Dr PVG Raju ACA Sports Complex
- Interactive map of Dr PVG Raju ACA Sports Complex
- Full name: Dr PVG Raju Andhra Cricket Association Sports Complex Ground
- Former names: ACA Academy Stadium
- Location: Vizianagram, Andhra Pradesh
- Coordinates: 18°03′56″N 83°24′24″E﻿ / ﻿18.0656°N 83.4066°E
- Owner: Andhra Cricket Association
- Operator: Andhra Cricket Association
- Capacity: 50000

Construction
- Opened: 2013
- Cost: ₹ 5 crore

Website
- ESPNcricinfo Last updated on: 22 September 2019

Ground information
- Country: India

International information
- First women's T20I: 25 January 2014: India v Sri Lanka
- Last women's T20I: 26 January 2014: India v Sri Lanka

= Dr PVG Raju ACA Sports Complex =

Cricket stadium

Dr PVG Raju ACA Sports Complex is a cricket stadium located in Vizianagaram of the Indian state of Andhra Pradesh.
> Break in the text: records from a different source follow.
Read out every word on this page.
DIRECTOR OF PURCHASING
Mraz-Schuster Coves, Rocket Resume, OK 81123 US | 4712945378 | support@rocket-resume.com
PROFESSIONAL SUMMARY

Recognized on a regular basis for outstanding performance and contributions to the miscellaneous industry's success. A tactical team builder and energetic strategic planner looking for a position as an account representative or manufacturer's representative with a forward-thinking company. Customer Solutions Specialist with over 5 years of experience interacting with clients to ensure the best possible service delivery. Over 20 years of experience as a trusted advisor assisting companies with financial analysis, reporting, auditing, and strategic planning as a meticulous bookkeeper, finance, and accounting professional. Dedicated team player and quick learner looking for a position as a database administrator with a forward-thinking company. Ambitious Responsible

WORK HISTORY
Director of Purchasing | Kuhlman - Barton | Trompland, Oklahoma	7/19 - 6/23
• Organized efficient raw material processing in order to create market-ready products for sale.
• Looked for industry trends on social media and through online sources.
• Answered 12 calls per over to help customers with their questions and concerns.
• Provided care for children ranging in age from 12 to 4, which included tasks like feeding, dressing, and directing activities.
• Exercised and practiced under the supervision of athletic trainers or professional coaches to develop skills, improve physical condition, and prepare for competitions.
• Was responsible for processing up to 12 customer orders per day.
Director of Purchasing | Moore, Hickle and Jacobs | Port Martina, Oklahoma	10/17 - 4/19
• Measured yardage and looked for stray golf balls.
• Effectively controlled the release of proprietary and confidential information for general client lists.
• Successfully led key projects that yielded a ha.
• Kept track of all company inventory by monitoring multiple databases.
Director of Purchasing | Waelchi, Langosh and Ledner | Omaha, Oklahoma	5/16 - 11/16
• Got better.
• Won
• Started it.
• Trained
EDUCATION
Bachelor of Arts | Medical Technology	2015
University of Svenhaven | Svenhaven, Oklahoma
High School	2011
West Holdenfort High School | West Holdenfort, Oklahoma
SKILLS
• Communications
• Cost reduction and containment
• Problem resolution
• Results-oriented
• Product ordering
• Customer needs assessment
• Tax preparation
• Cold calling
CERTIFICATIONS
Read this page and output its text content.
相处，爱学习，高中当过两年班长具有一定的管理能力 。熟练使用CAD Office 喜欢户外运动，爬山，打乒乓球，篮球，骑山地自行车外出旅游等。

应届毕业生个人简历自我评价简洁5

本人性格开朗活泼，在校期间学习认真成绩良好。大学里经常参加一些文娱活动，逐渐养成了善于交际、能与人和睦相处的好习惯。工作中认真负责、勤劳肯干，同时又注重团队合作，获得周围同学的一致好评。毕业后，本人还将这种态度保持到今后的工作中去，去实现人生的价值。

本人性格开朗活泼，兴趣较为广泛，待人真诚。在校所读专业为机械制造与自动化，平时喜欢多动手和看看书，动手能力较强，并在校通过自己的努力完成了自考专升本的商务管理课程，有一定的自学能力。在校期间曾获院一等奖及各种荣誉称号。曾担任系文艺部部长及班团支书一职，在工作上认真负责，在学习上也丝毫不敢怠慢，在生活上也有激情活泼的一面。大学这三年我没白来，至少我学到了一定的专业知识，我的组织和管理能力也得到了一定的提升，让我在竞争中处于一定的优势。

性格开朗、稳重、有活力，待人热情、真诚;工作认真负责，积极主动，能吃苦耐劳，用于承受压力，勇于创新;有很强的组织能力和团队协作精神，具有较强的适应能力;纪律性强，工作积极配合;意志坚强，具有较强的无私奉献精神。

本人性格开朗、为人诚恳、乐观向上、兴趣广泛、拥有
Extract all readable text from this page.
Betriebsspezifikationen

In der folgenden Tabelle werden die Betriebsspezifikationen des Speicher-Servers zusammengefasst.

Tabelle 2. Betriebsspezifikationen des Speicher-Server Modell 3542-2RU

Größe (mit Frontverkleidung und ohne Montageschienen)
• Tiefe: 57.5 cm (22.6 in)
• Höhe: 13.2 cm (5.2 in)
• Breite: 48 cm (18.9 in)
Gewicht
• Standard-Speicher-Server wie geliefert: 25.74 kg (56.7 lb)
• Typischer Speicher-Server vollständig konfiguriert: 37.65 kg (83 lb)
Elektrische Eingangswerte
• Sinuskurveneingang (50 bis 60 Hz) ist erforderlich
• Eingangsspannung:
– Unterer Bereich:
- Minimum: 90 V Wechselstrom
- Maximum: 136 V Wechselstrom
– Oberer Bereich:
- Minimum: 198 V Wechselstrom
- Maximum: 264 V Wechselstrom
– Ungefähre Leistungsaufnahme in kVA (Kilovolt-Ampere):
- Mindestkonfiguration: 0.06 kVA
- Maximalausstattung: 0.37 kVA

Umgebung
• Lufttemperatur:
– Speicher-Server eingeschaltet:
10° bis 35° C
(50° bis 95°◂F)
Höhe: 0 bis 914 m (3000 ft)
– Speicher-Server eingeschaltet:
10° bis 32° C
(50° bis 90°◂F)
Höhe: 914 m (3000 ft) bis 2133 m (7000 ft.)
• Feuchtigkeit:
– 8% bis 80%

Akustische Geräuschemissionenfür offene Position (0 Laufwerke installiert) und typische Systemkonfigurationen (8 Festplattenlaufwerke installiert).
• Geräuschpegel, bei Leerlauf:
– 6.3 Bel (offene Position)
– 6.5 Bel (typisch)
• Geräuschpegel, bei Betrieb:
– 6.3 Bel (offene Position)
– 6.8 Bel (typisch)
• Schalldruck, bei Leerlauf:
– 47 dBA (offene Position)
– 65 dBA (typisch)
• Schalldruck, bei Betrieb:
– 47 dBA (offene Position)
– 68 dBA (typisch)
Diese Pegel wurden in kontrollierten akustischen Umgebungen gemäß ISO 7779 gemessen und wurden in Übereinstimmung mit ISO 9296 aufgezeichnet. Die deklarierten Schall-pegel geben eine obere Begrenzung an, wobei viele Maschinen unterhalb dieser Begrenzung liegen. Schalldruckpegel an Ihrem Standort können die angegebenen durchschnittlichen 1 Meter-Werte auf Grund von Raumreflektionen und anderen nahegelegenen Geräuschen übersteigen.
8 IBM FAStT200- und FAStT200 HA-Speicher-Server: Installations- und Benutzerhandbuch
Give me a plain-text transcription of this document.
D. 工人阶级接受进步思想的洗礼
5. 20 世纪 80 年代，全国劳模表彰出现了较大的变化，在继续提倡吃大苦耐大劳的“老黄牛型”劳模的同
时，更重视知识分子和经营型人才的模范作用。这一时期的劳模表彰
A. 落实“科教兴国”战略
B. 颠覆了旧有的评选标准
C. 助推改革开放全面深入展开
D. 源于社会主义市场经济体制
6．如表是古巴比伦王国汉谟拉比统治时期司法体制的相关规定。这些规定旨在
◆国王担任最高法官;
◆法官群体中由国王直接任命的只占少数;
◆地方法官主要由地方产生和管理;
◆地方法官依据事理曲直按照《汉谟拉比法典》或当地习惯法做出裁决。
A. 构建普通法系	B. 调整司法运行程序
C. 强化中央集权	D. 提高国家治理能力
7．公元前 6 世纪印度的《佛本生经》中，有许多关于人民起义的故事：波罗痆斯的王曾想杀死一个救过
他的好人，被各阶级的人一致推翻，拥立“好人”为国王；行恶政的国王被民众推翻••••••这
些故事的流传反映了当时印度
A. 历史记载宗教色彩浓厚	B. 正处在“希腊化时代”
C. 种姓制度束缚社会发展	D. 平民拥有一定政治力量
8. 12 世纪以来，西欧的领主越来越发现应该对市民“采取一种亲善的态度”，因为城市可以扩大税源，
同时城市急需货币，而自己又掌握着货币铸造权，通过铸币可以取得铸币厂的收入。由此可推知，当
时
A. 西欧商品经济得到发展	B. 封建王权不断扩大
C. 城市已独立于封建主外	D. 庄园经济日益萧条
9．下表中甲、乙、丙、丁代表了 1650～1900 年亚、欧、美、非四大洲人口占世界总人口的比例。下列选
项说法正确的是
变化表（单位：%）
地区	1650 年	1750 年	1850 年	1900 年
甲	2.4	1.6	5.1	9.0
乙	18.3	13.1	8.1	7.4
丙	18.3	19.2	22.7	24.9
It was inaugurated on 15 June 2013. The stadium is home of North Zone Cricket Academy of Andhra Cricket Association which was inaugurated at a cost of ₹50 million on a 10 acre near MVGR College of Engineering. The stadium has facilities such as pavilion, lodging and boarding facilities and health centre.

== Profile ==
It has hosted five first-class matches in 2014 when Andhra cricket team played against Kerala cricket team. The stadium hosted five Twenty20 matches in 2014 when Andhra cricket team played against Karnataka cricket team. The stadium hosted five Women's Twenty20 International matches in 2014 when India women cricket team played against Sri Lanka national cricket team.